ALBUM REVIEW: Abhorrence – Cognitive
If you’ve ever encountered the nightmarish, psychologically-driven horror of uniquely disquieting movie director Ari Aster, you should already have a fairly accurate idea of the type of listening experience that awaits within this colossal, densely-orchestrated assault on the senses. Indeed, much like the slow but steadily inexorable cold drip of mounting hysteria that resides in grief-stricken 2018 chiller Hereditary or Midsommar’s tangibly heavy aura of crushing melancholia and harrowing scenes of gore-stricken mutilation, the aptly-titled Abhorrence derives from similarly bleak thematic territory (minus the accidental decapitations and ritual sacrifices). And just as Aster’s ghoulish cinematic visions frequently find even the most hardened horror fanatic squirming in their seat like the proverbial worm wriggling on the end of a fishhook, New Jersey aggressors COGNITIVE’s latest mammoth, genre-twisting studio album makes for an equally brutal and disorientating affair.
With an intrepid, if at times rather indeterminate, sonic formula favouring generous application of humongous, weightily chugging groove, breakneck hyperblasts and bewilderingly intricate technical riffery, Abhorrence is a record brimming with an abundance of compositional ingenuity and ideas — the majority of which are executed to nimbly manipulated and engaging effect.
Within a stylistically expansive repertoire in which each track inhabits its own very particular compositional space, Savor The Suffering resides in decidedly torturous and abrasive sonic territories. Fading out on a sample of a man apparently choking on his own vomit, it’s by far the most thoroughly unsettling and visceral offering on show here. With its gargantuan double-whammy of densely muscled bass and diaphragm-rupturing screams being overlaid by an airily whirling tsunami of scalpel-edged textural intricacies, every conceivable millisecond of this manically energised offering is gauged to achieve the utmost levels of unease and bewilderment in the unsuspecting listener. Especially given that, at the precise time of reviewing the aforementioned track, the humble scribe presently penning this review happened to be caught in the throes of a rather debilitating Bank Holiday hangover.

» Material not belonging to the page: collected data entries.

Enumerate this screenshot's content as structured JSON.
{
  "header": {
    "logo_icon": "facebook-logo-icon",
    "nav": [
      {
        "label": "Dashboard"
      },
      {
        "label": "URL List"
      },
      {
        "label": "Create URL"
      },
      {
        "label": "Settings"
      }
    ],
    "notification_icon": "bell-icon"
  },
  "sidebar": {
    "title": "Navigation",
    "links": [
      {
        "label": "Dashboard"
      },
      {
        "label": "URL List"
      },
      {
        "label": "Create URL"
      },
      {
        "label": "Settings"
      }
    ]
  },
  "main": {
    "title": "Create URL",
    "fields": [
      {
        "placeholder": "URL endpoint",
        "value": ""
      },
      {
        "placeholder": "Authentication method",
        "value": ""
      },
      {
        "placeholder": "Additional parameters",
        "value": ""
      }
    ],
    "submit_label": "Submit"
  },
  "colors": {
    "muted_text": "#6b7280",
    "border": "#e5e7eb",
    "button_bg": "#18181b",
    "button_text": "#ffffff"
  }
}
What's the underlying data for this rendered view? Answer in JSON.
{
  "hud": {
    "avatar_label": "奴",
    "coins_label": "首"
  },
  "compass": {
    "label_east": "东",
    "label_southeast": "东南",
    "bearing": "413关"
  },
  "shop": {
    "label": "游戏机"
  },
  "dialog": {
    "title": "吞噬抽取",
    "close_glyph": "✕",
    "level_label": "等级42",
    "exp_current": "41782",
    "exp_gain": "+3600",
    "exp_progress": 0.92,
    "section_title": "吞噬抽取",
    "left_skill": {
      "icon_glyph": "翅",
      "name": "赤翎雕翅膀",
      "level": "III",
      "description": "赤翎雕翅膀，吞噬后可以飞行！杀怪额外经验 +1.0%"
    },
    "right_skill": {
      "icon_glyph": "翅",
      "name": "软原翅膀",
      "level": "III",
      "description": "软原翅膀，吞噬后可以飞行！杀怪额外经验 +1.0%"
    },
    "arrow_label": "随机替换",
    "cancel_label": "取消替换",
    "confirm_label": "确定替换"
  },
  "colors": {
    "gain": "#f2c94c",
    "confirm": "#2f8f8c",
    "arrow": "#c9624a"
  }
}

From here, Containment Breach, among others, revels in a CATTLE DECAPITATION-esque selection of unearthly screams together with the ghoulish, vocal cord-constricting semi-cleans for which the Californian heavyweights are globally admired. Melding in amongst a darkly swelling crescendo of choral vocals whose lush, velvet-rich harmonies abound with eerie beauty, Abhorrence contains no shortage of uniquely characterful idiosyncratic details, with werewolf-inspired number Lunar Psychopathy brimming over with beguiling, Blackwater Park-era fretwork.
Taking its title from that of the world-renowned ink blot psychologist of the same name, Rorschach is every bit the complex, multi-faceted beast you’d expect of a track written around the labyrinthine, frequently unfathomable territories of the human brain. In amongst brutally propulsive episodes of ceaselessly blasting, ABORTED-tinged carnage, the Americans waste no time in obliterating our faculties to virtual smithereens. The slick, dizzyingly stratospheric solo that pops up, wholly unannounced, midway admittedly feels a tad incongruous within this hitherto relentlessly brutalising mix, but this minor stylistic hiccup doesn’t detract too greatly from what is an otherwise solidly entertaining album. And while COGNITIVE’s core influences and sonic reference points may be quite audibly prominent at various moments within this frequently genre-straddling body of work, both the staggering levels of brutality and meticulously crafted, inventive riffery also being abundantly exhibited here far outweigh these more derivative moments.
Rating: 7/10
Abhorrence is out now via Metal Blade Records.